Fishing communities have celebrated their own fiestas in honour of the Virgin del Carmen for centuries, but they too have always made their way to Mancha Blanca, bringing small models of boats to offer to the Virgin. Their presence is represented each year by Los Buches, one of the oldest folk groups on the island, composed of Arrecife fishermen who carry inflatable fish bladders.
The name of the Virgin being honoured also reflects the seriousness that lies behind the Romería. Dolores means “sorrows”, and the island’s agricultural workers have seen many of those over the centuries, tirelessly working an arid island where famine, drought and changing global markets ruined many livelihoods and drove generations of islanders to emigrate.

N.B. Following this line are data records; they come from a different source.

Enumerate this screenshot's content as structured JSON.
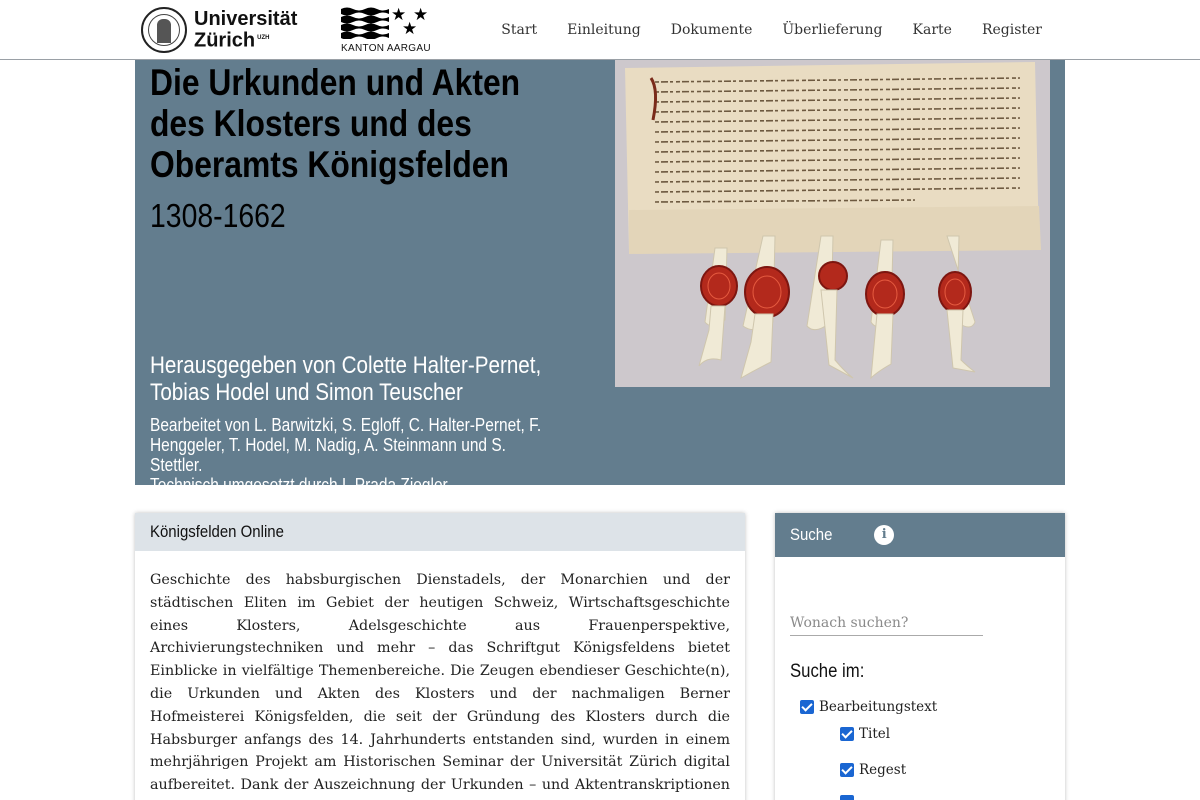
{
  "header": {
    "uzh_logo": {
      "line1": "Universität",
      "line2": "Zürich",
      "suffix": "UZH"
    },
    "aargau_logo": {
      "label": "KANTON AARGAU"
    },
    "nav": [
      {
        "label": "Start"
      },
      {
        "label": "Einleitung"
      },
      {
        "label": "Dokumente"
      },
      {
        "label": "Überlieferung"
      },
      {
        "label": "Karte"
      },
      {
        "label": "Register"
      }
    ]
  },
  "hero": {
    "title": "Die Urkunden und Akten des Klosters und des Oberamts Königsfelden",
    "years": "1308-1662",
    "editors": "Herausgegeben von Colette Halter-Pernet, Tobias Hodel und Simon Teuscher",
    "credits_line1": "Bearbeitet von L. Barwitzki, S. Egloff, C. Halter-Pernet, F. Henggeler, T. Hodel, M. Nadig, A. Steinmann und S. Stettler.",
    "credits_line2": "Technisch umgesetzt durch I. Prada Ziegler",
    "image": "medieval charter with five red wax seals"
  },
  "intro_card": {
    "title": "Königsfelden Online",
    "text": "Geschichte des habsburgischen Dienstadels, der Monarchien und der städtischen Eliten im Gebiet der heutigen Schweiz, Wirtschaftsgeschichte eines Klosters, Adelsgeschichte aus Frauenperspektive, Archivierungstechniken und mehr – das Schriftgut Königsfeldens bietet Einblicke in vielfältige Themenbereiche. Die Zeugen ebendieser Geschichte(n), die Urkunden und Akten des Klosters und der nachmaligen Berner Hofmeisterei Königsfelden, die seit der Gründung des Klosters durch die Habsburger anfangs des 14. Jahrhunderts entstanden sind, wurden in einem mehrjährigen Projekt am Historischen Seminar der Universität Zürich digital aufbereitet. Dank der Auszeichnung der Urkunden – und Aktentranskriptionen mit Registerdaten wie"
  },
  "search_card": {
    "title": "Suche",
    "info_icon": "info-icon",
    "placeholder": "Wonach suchen?",
    "search_in_label": "Suche im:",
    "options": [
      {
        "label": "Bearbeitungstext",
        "checked": true
      },
      {
        "label": "Titel",
        "checked": true
      },
      {
        "label": "Regest",
        "checked": true
      }
    ]
  },
  "colors": {
    "hero_bg": "#637d8e",
    "card_head_light": "#dde3e8",
    "checkbox": "#1a66d2"
  }
}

Although no one died during the volcanic eruptions that created Timanfaya from 1730 to 1736, 20 small villages, hundreds of homes and vast areas of fertile farmland were destroyed beneath the lava and ash. The scale of the destruction and the desperate fear of the islanders explain why the miracle at Mancha Blanca, when the lava flow stopped just short of the village after a cross was thrust into the ground before it, will never be forgotten.
A fragment of that pine cross can still be seen in a glass case set into the solid lava near the church at Mancha Blanca.Read more...
Like all island fiestas, Los Dolores begins with weeks of local sporting contests, craft workshops, and children’s activities, and this year will see the usual complement of bowls tournaments, bouncy castles, excursions and other fun events.
However the festival starts in earnest on Friday 15th with the pregón – the formal announcement of the fiesta. This is followed by the Nanino Díaz Cutillas Festival of Music, which gathers specially invited Canarian folk groups and is followed by an open air dance until 2 pm.
Saturday, however, is the main event, as thousands of islanders dressed in Canarian outfits make their way to Mancha Blanca. The LZ 46 from La Vegueta and the LZ 56 from La Geria are closed to traffic, and instead are filled with pilgrims, many of whom arrive with donkeys, camels or horse-drawn carriages.
September is usually hot, and the pilgrims take their time, with plenty of rests by the wayside to refresh themselves. As they approach Mancha Blanca, the atmosphere becomes more festive, and once they arrive in the large marketplace they’ll find plenty of food, with stalls offering the traditional hearty soups and pucheros (stews) to reward the weary pilgrims. Local wine flows freely.
By 6pm most pilgrims have arrived and the packed square is one of Lanzarote’s most unforgettable spectacles. Just after 6pm a parade, led by horses, will set off to honour the Virgin, whose image will be taken from the church for pilgrims to offer their prayers.